O Ministério da Saúde distribuiu 15,7 milhões de doses da vacina contra a gripe, e a orientação da pasta é que estados e municípios intensifiquem as estratégias já no primeiro mês da campanha, com ações de busca ativa para o alcance imediato dos públicos prioritários.
O Dia D nacional será realizado também neste sábado, com vacinação gratuita nas unidades básicas de Saúde (UBS). Algumas unidades da federação já anteciparam o início da campanha, como o Distrito Federal, que começou a vacinar a população nesta quarta-feira (25). Na cidade do Rio de Janeiro, a imunização teve início nessa terça-feira (24).
“Para ampliar o alcance da ação, o Governo do Brasil enviará, até quinta-feira (26), 10 milhões de mensagens institucionais por aplicativos de comunicação. A iniciativa busca reforçar a divulgação de informações oficiais, ampliar a confiança nos canais institucionais e incentivar a vacinação”, explicou o Ministério da Saúde.
Dados preliminares de 2026 apontam aumento na circulação de vírus respiratórios, incluindo os da influenza. Até 14 de março, foram notificados 14,3 mil casos de síndrome respiratória aguda grave (SRAG) no país, com cerca de 840 óbitos. Entre os casos graves, a influenza responde por 28,1% das infecções identificadas.
A vacinação é a principal forma de prevenção contra a influenza e contribui para reduzir casos graves, internações e mortes.
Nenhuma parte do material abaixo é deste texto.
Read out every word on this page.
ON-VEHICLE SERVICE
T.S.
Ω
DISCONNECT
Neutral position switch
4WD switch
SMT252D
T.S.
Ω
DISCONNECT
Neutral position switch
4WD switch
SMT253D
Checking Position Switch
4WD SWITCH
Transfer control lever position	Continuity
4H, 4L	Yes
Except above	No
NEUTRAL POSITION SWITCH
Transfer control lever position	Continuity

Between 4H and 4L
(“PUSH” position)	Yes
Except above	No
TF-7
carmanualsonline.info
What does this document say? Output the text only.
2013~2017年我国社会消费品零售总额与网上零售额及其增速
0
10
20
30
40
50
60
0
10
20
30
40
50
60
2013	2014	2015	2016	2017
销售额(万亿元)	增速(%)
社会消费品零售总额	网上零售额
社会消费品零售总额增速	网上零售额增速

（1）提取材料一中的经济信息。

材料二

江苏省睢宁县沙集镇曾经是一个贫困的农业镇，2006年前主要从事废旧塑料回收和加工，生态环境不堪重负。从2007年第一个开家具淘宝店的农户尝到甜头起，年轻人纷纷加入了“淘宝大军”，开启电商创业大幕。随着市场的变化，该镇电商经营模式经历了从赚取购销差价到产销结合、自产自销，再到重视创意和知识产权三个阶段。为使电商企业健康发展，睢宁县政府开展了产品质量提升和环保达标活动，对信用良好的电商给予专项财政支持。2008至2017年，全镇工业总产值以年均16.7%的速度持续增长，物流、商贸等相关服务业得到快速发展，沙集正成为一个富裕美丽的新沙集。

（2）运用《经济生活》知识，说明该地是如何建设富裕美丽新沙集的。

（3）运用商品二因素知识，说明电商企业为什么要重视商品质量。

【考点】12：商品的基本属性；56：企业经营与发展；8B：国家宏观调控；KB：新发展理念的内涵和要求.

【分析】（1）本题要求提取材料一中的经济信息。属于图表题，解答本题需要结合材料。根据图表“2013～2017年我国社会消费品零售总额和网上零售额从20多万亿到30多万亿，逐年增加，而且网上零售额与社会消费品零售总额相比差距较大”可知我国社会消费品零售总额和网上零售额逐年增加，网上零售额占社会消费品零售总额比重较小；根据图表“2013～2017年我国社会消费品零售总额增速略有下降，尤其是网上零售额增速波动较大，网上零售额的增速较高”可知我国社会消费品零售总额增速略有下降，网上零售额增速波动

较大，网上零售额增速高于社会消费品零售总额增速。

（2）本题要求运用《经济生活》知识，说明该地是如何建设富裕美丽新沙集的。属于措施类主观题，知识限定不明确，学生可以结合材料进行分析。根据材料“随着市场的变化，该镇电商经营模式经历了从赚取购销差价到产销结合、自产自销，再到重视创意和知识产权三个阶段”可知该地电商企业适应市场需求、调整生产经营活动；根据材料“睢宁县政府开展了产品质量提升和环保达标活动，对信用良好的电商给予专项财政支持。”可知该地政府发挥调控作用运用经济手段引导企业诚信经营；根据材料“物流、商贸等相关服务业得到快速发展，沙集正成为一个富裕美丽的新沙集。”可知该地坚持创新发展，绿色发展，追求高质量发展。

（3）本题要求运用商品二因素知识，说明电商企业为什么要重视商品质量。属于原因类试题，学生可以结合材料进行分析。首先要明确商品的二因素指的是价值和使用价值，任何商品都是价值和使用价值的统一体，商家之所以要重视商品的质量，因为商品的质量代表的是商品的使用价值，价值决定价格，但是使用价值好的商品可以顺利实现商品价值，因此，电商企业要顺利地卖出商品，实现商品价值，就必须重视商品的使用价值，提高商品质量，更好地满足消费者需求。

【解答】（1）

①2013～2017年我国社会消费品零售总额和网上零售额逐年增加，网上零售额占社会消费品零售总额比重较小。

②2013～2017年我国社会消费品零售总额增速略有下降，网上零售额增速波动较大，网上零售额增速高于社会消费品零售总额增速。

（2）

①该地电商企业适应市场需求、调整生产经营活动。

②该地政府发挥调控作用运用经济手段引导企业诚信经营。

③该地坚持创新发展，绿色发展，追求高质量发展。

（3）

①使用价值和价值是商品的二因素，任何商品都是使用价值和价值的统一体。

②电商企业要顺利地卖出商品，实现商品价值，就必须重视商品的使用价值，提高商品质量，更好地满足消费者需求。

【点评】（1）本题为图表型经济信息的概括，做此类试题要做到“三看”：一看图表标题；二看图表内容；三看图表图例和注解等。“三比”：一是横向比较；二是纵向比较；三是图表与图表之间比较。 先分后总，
Na Região Norte do país, a campanha será realizada no segundo semestre, em função da sazonalidade da doença.
Vacina atualizada
A vacina influenza trivalente integra o Calendário Nacional de Vacinação e, neste ano, protege contra as variantes Influenza A/Missouri/11/2025 (H1N1) pdm09, Influenza A/Singapore/GP20238/2024 (H3N2) e Influenza B/Austria/1359417/2021 (B/linhagem Victoria).
A proteção é realizada anualmente para acompanhar as novas cepas do vírus em circulação. Por isso, o Ministério da saúde reforça a importância da imunização periódica para assegurar uma proteção eficaz.
A imunização ainda é ofertada como estratégia especial para outros grupos prioritários, como profissionais de saúde, indígenas, população em privação de liberdade e pessoas com doenças crônicas.
Para crianças de 6 meses a 8 anos, o esquema vacinal varia conforme o histórico: aquelas já vacinadas anteriormente recebem uma dose; as não vacinadas devem receber duas doses, com intervalo mínimo de quatro semanas.
A aplicação pode ser realizada de forma simultânea a outras vacinas do calendário nacional, como a da covid-19.